- Theatrical release poster
- Directed by: Daniel Brühl
- Written by: Daniel Kehlmann
- Produced by: Daniel Brühl; Malte Grunert;
- Starring: Daniel Brühl; Peter Kurth;
- Cinematography: Jens Harant
- Edited by: Marty Schenk
- Music by: Moritz Friedrich; Jakob Grunert;
- Production companies: Amusement Park Films; Erfttal Film; Gretchenfilm; Warner Bros. Film Productions Germany;
- Distributed by: Warner Bros. Pictures
- Release date: March 1, 2021 (Berlinale);
- Running time: 92 minutes
- Countries: Germany; United States;
- Languages: German; English; Spanish;

= Next Door (2021 film) =

2021 comedy film

Next Door (Nebenan) is a German dark comedy-drama film directed by Daniel Brühl and written by Daniel Kehlmann. The film stars Daniel Brühl and Peter Kurth.

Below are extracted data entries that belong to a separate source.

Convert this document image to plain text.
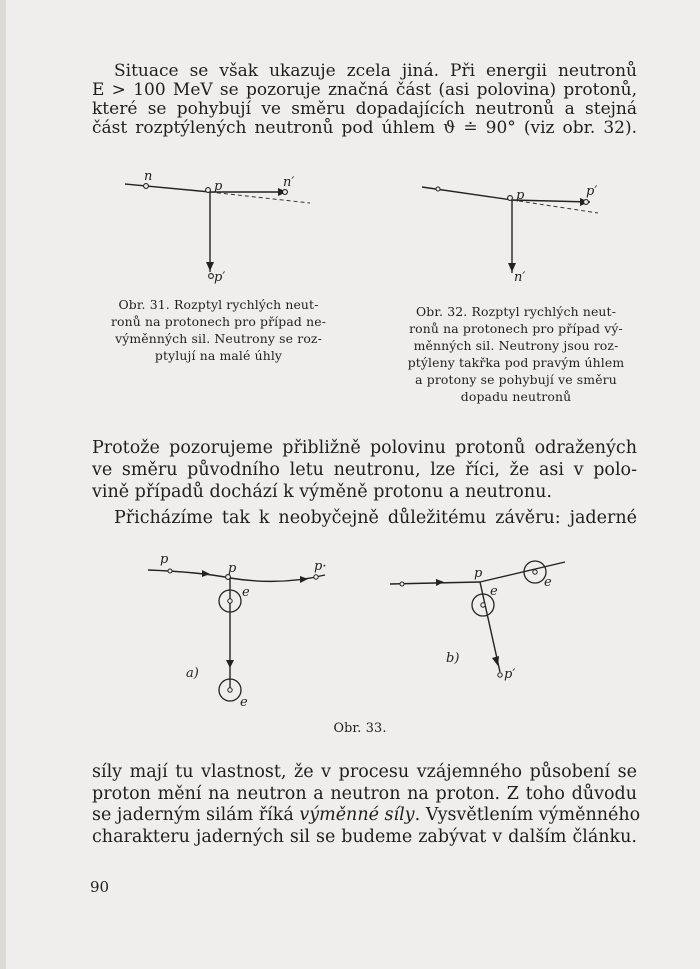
Situace se však ukazuje zcela jiná. Při energii neutronů

E > 100 MeV se pozoruje značná část (asi polovina) protonů,
které se pohybují ve směru dopadajících neutronů a stejná
část rozptýlených neutronů pod úhlem ϑ ≐ 90° (viz obr. 32).

n
p	n′
p′
Obr. 31. Rozptyl rychlých neut-
ronů na protonech pro případ ne-
výměnných sil. Neutrony se roz-
ptylují na malé úhly
p	p′
n′
Obr. 32. Rozptyl rychlých neut-
ronů na protonech pro případ vý-
měnných sil. Neutrony jsou roz-
ptýleny takřka pod pravým úhlem
a protony se pohybují ve směru
dopadu neutronů

Protože pozorujeme přibližně polovinu protonů odražených
ve směru původního letu neutronu, lze říci, že asi v polo-

vině případů dochází k výměně protonu a neutronu.

Přicházíme tak k neobyčejně důležitému závěru: jaderné

p
p	p·
e
e
a)
p
e
e
p′
b)
Obr. 33.

síly mají tu vlastnost, že v procesu vzájemného působení se
proton mění na neutron a neutron na proton. Z toho důvodu
se jaderným silám říká výměnné síly. Vysvětlením výměnného
charakteru jaderných sil se budeme zabývat v dalším článku.

90
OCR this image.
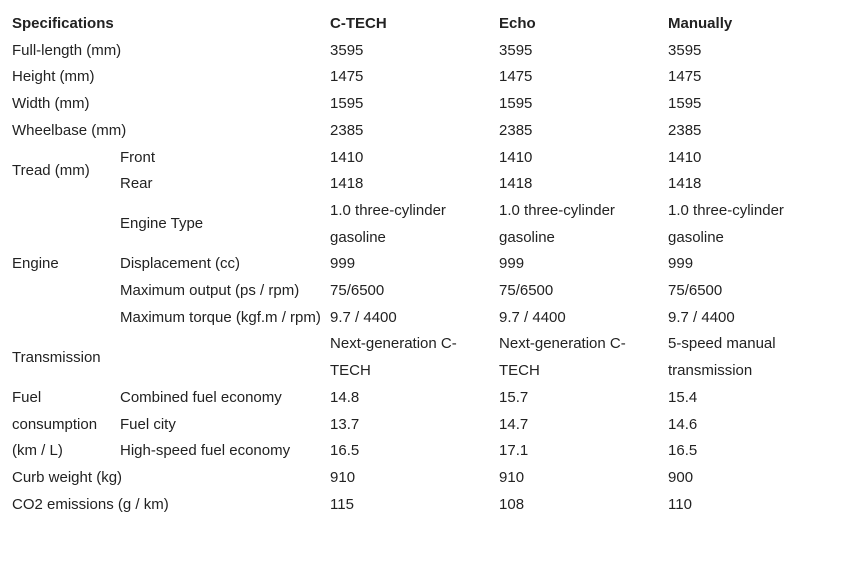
Specifications		C-TECH	Echo	Manually
Full-length (mm)		3595	3595	3595
Height (mm)		1475	1475	1475
Width (mm)		1595	1595	1595
Wheelbase (mm)		2385	2385	2385
Tread (mm)	Front	1410	1410	1410
	Rear	1418	1418	1418
Engine	Engine Type	1.0 three-cylinder gasoline	1.0 three-cylinder gasoline	1.0 three-cylinder gasoline
	Displacement (cc)	999	999	999
	Maximum output (ps / rpm)	75/6500	75/6500	75/6500
	Maximum torque (kgf.m / rpm)	9.7 / 4400	9.7 / 4400	9.7 / 4400
Transmission		Next-generation C-TECH	Next-generation C-TECH	5-speed manual transmission
Fuel consumption (km / L)	Combined fuel economy	14.8	15.7	15.4
	Fuel city	13.7	14.7	14.6
	High-speed fuel economy	16.5	17.1	16.5
Curb weight (kg)		910	910	900
CO2 emissions (g / km)		115	108	110
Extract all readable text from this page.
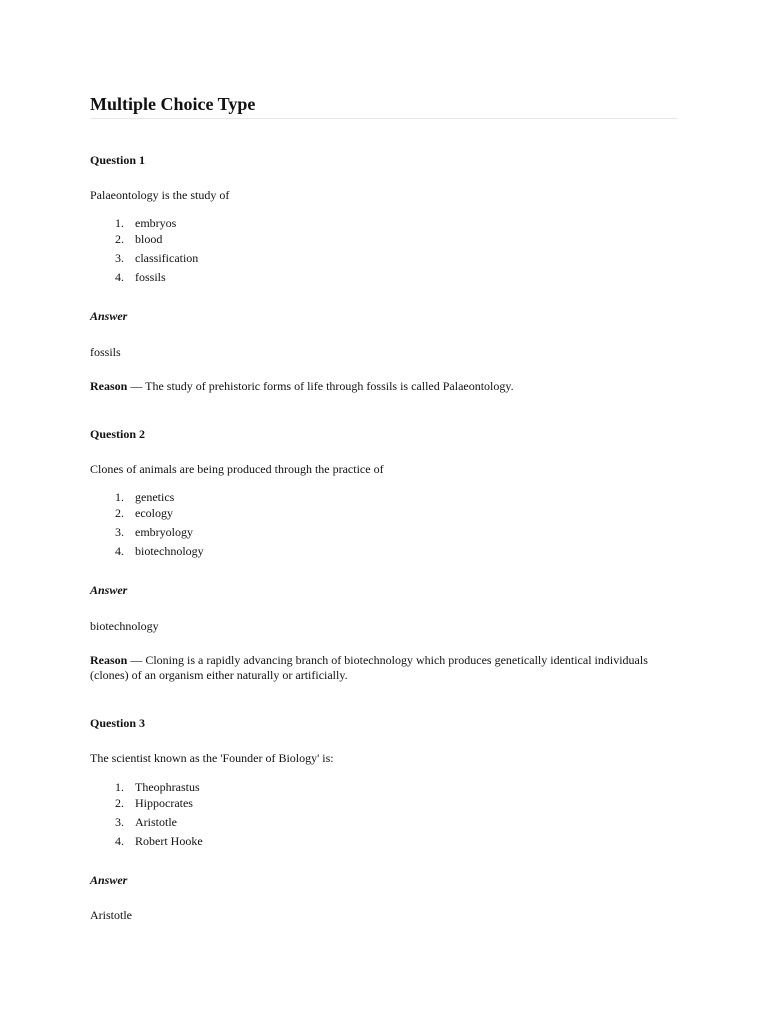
Multiple Choice Type
Question 1
Palaeontology is the study of
1. embryos
2. blood
3. classification
4. fossils
Answer
fossils
Reason — The study of prehistoric forms of life through fossils is called Palaeontology.
Question 2
Clones of animals are being produced through the practice of
1. genetics
2. ecology
3. embryology
4. biotechnology
Answer
biotechnology
Reason — Cloning is a rapidly advancing branch of biotechnology which produces genetically identical individuals (clones) of an organism either naturally or artificially.
Question 3
The scientist known as the 'Founder of Biology' is:
1. Theophrastus
2. Hippocrates
3. Aristotle
4. Robert Hooke
Answer
Aristotle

The film had its worldwide premiere at the 71st Berlin International Film Festival in March 2021.

==Cast==
- Daniel Brühl as Daniel Weltz
- Peter Kurth as Bruno
- Rike Eckermann as Hilde
- Aenne Schwarz as Clara
- Gode Benedix as Micha
- Vicky Krieps as Actress
- Mex Schlüpfer as Guido
- Stefan Scheumann as Dirk
- Nils Doergelo as Nils

==Release==
On February 11, 2021, Berlinale announced that the film would have its worldwide premiere at the 71st Berlin International Film Festival in the Berlinale Competition section, in March 2021.

==Reception==
 Metacritic, which uses a weighted average, assigned the film a score of 51 out of 100, based on 10 critics, indicating "mixed or average" reviews.